Говоров поморщился. За тот неполный день, что он был знаком с потенциальным донором, Щербина успел ему порядком надоесть. Или раздражение вызывали не повадки и высказывания уголовника, а неосознанное чувство вины, которое испытывал сам Альберт Игоревич? Вроде бы ничего особенного Щербина не говорил. Только смотрел иногда многозначительно, и жесты его были еще красноречивее слов. А по поведению казалось, что Говорова он одновременно презирает и боится, хочет обмануть, но не знает как.
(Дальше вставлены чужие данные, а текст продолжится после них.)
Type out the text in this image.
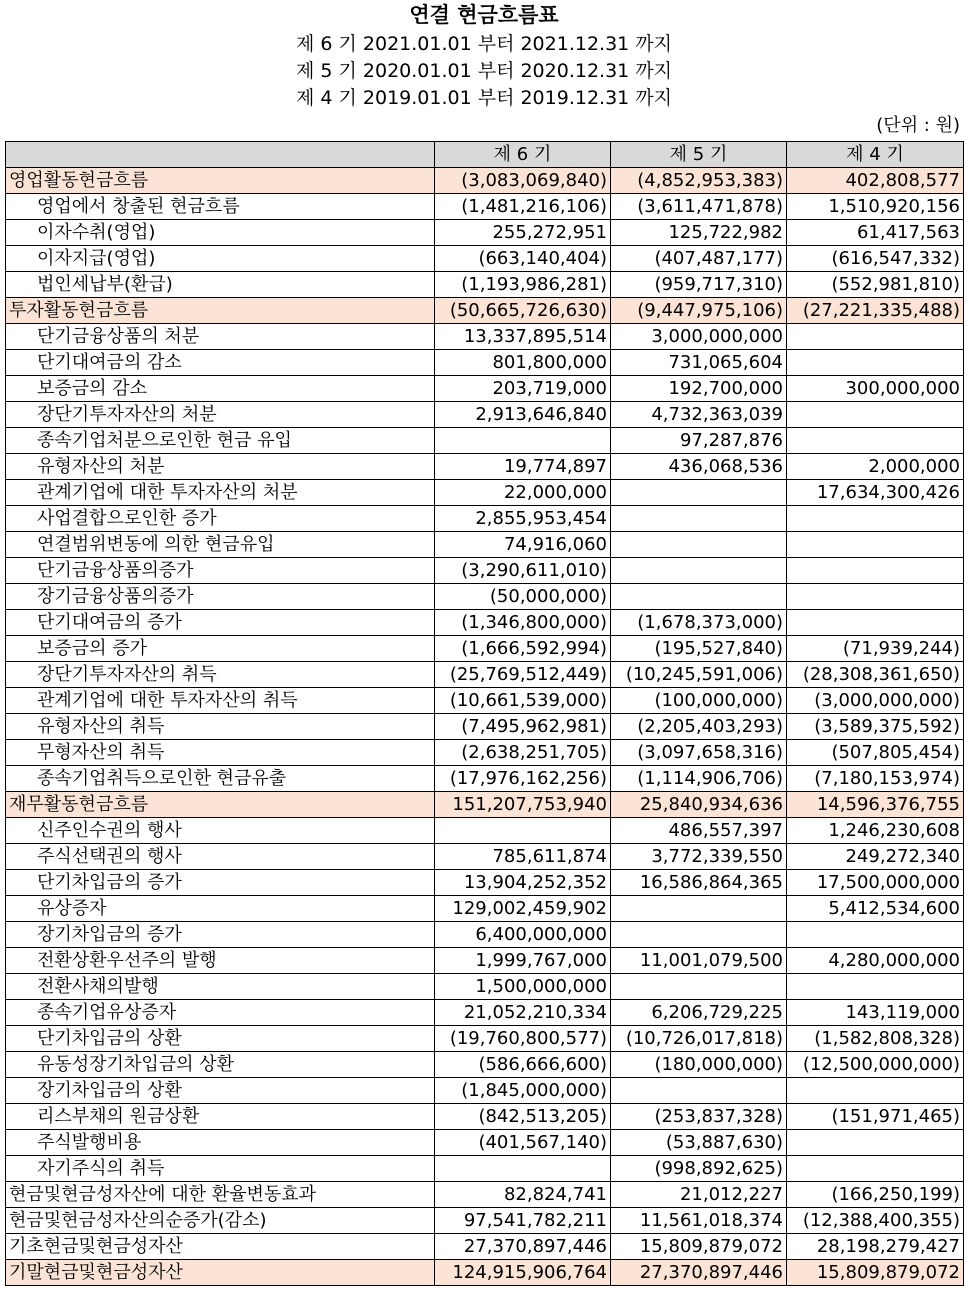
연결 현금흐름표
제 6 기 2021.01.01 부터 2021.12.31 까지
제 5 기 2020.01.01 부터 2020.12.31 까지
제 4 기 2019.01.01 부터 2019.12.31 까지
(단위 : 원)
	제 6 기	제 5 기	제 4 기
영업활동현금흐름	(3,083,069,840)	(4,852,953,383)	402,808,577
영업에서 창출된 현금흐름	(1,481,216,106)	(3,611,471,878)	1,510,920,156
이자수취(영업)	255,272,951	125,722,982	61,417,563
이자지급(영업)	(663,140,404)	(407,487,177)	(616,547,332)
법인세납부(환급)	(1,193,986,281)	(959,717,310)	(552,981,810)
투자활동현금흐름	(50,665,726,630)	(9,447,975,106)	(27,221,335,488)
단기금융상품의 처분	13,337,895,514	3,000,000,000	
단기대여금의 감소	801,800,000	731,065,604	
보증금의 감소	203,719,000	192,700,000	300,000,000
장단기투자자산의 처분	2,913,646,840	4,732,363,039	
종속기업처분으로인한 현금 유입		97,287,876	
유형자산의 처분	19,774,897	436,068,536	2,000,000
관계기업에 대한 투자자산의 처분	22,000,000		17,634,300,426
사업결합으로인한 증가	2,855,953,454		
연결범위변동에 의한 현금유입	74,916,060		
단기금융상품의증가	(3,290,611,010)		
장기금융상품의증가	(50,000,000)		
단기대여금의 증가	(1,346,800,000)	(1,678,373,000)	
보증금의 증가	(1,666,592,994)	(195,527,840)	(71,939,244)
장단기투자자산의 취득	(25,769,512,449)	(10,245,591,006)	(28,308,361,650)
관계기업에 대한 투자자산의 취득	(10,661,539,000)	(100,000,000)	(3,000,000,000)
유형자산의 취득	(7,495,962,981)	(2,205,403,293)	(3,589,375,592)
무형자산의 취득	(2,638,251,705)	(3,097,658,316)	(507,805,454)
종속기업취득으로인한 현금유출	(17,976,162,256)	(1,114,906,706)	(7,180,153,974)
재무활동현금흐름	151,207,753,940	25,840,934,636	14,596,376,755
신주인수권의 행사		486,557,397	1,246,230,608
주식선택권의 행사	785,611,874	3,772,339,550	249,272,340
단기차입금의 증가	13,904,252,352	16,586,864,365	17,500,000,000
유상증자	129,002,459,902		5,412,534,600
장기차입금의 증가	6,400,000,000		
전환상환우선주의 발행	1,999,767,000	11,001,079,500	4,280,000,000
전환사채의발행	1,500,000,000		
종속기업유상증자	21,052,210,334	6,206,729,225	143,119,000
단기차입금의 상환	(19,760,800,577)	(10,726,017,818)	(1,582,808,328)
유동성장기차입금의 상환	(586,666,600)	(180,000,000)	(12,500,000,000)
장기차입금의 상환	(1,845,000,000)		
리스부채의 원금상환	(842,513,205)	(253,837,328)	(151,971,465)
주식발행비용	(401,567,140)	(53,887,630)	
자기주식의 취득		(998,892,625)	
현금및현금성자산에 대한 환율변동효과	82,824,741	21,012,227	(166,250,199)
현금및현금성자산의순증가(감소)	97,541,782,211	11,561,018,374	(12,388,400,355)
기초현금및현금성자산	27,370,897,446	15,809,879,072	28,198,279,427
기말현금및현금성자산	124,915,906,764	27,370,897,446	15,809,879,072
Изобретатель привел посетителей в небольшую комнату с множеством аппаратуры и двумя кожаными креслами. Но в первую очередь в глаза бросались не кресла и не аппаратура, а стены комнаты. Они были обшиты красными медными листами.
— Помещение нужно экранировать, — объяснил Краюшкин. — Медь для этой цели весьма подходит. Лучше бы серебро, но на серебро пока денег нет. Да и доноры норовили бы кусочек от стены отколупнуть.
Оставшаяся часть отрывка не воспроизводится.